Pioneer, the most important oil producer in Texas, was acquired by ExxonMobil in a $60bn deal that closed this month. However in giving the inexperienced gentle to the transaction, the antitrust regulator took the bizarre step of banning Sheffield from serving on the supermajor’s board, arguing it might give him a platform to have interaction in “collusive exercise”.
Sheffield has not commented publicly for the reason that FTC’s administrative grievance in opposition to him earlier this month. However in a prolonged submission to the regulator on Tuesday his attorneys referred to as on the fee to withdraw its costs and hit out at what they described as a “baseless private assault” that undermined First Modification freedoms.
“The FTC is mistaken to suggest that I ever engaged in, promoted and even recommended any type of anti-competitive behaviour,” Sheffield mentioned.
“Publicly and unjustifiably vilifying me could have a chilling impact on the power of enterprise leaders in any sector of our financial system to deal with shareholder calls for and to train their constitutionally protected proper to advocate for his or her industries.”
In an interview with the Monetary Instances late on Tuesday after the submitting was submitted, Sheffield mentioned: “They couldn’t discover something mistaken with the merger — as a result of the merger solely represents 11 per cent of the oil within the Permian Basin — so that they scapegoated me.”
The bombshell determination by the FTC has been broadly criticised by the trade, with many dismissing what they see as an unfair and misdirected assault on one of many sector’s longest-standing leaders and most vocal advocates. Amid a wave of M&A exercise, it has additionally sparked concern over how communications unearthed in antitrust probes might be scrutinised, and fanned fears of a broader trade crackdown forward of November’s presidential election.
In its grievance earlier this month the FTC cited communications between Sheffield and different trade leaders, in addition to public feedback made by the oil boss, to say that he had tried to collude with the Opec cartel and different home producers to curtail manufacturing and prop up costs.
The allegations centred round Sheffield’s feedback in the course of the Covid-19 pushed crash in crude costs of 2020 when he referred to as for decrease manufacturing to stabilise costs and urged the Texas oil regulator to cap output.
Sheffield’s attorneys asserted the FTC mischaracterised his communications to help its “unprecedented and ludicrous concept” of collusion.
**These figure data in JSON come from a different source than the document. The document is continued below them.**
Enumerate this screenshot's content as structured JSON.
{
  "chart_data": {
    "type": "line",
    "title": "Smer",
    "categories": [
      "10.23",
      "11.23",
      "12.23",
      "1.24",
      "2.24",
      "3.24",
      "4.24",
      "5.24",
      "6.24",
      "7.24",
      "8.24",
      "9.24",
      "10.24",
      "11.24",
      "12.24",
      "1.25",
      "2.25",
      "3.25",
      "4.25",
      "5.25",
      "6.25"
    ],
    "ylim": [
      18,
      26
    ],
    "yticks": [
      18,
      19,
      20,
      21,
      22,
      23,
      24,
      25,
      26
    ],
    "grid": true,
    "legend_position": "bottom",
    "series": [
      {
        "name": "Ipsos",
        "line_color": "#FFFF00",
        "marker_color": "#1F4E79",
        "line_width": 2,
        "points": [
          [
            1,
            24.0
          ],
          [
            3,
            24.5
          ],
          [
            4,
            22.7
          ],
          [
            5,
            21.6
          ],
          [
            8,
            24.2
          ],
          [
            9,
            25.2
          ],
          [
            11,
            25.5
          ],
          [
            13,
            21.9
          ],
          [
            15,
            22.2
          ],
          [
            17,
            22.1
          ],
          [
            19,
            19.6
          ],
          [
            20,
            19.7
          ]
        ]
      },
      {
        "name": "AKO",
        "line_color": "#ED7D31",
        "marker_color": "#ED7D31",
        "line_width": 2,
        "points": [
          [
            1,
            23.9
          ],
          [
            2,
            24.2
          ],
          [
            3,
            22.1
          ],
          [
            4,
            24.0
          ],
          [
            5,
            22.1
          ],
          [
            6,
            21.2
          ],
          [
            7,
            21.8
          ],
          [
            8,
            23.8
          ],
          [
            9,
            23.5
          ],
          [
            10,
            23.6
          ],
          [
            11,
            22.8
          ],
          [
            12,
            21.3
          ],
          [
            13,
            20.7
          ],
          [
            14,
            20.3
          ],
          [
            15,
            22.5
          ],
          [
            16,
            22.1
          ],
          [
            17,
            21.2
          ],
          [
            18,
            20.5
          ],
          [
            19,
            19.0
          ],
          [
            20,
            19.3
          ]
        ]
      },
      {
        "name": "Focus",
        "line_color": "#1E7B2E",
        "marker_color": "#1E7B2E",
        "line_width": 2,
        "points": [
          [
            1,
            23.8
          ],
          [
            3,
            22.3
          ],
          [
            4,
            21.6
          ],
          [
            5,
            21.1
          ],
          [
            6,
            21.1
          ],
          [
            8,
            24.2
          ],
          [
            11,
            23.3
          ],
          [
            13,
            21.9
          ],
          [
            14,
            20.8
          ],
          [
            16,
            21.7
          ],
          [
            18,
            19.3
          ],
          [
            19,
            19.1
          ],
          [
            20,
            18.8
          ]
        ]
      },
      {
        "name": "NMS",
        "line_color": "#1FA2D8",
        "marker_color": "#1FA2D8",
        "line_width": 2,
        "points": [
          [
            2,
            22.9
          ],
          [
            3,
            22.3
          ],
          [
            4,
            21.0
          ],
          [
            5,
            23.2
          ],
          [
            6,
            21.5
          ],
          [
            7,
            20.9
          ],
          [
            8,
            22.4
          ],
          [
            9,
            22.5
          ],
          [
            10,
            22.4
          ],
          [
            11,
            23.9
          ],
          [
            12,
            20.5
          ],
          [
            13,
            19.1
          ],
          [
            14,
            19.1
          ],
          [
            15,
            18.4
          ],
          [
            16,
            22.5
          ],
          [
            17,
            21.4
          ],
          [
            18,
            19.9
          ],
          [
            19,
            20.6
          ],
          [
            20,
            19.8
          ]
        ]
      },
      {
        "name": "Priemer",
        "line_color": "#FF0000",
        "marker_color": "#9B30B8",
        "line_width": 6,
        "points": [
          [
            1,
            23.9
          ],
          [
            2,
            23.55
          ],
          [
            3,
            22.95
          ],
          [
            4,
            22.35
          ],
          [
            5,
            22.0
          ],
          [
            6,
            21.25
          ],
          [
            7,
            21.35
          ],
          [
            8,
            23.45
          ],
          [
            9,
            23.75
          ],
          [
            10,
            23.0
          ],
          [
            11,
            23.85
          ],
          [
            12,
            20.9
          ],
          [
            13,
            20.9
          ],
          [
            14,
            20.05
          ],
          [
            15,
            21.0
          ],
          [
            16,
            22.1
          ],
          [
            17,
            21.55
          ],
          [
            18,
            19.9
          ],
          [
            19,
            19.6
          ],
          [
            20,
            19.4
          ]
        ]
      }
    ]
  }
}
They added that the concept his presence on the Exxon board would curb competitors available in the market was “meritless”.
“In straining to discover a motive to criticise the merger of Exxon and Pioneer, the FTC stepped nicely past its correct mandate and unjustly smeared Mr Sheffield,” they wrote.
“The FTC stands by our allegations,” the regulator mentioned on Tuesday. “There isn’t any query that Mr Sheffield publicly urged Texas oil producers to restrict manufacturing, all whereas having common, non-public back-and-forth communications with senior Opec representatives over a interval of years.”
Sheffield’s attorneys additionally hit out at Exxon, which they mentioned had “readily agreed, with none admission of legal responsibility or findings of truth, to a proposed consent order that will hold Mr Sheffield off its board and permit the transaction to shut”.
Exxon declined to remark. In a press release following the FTC announcement, the corporate mentioned Sheffield’s alleged conduct was “completely inconsistent with how we do enterprise”.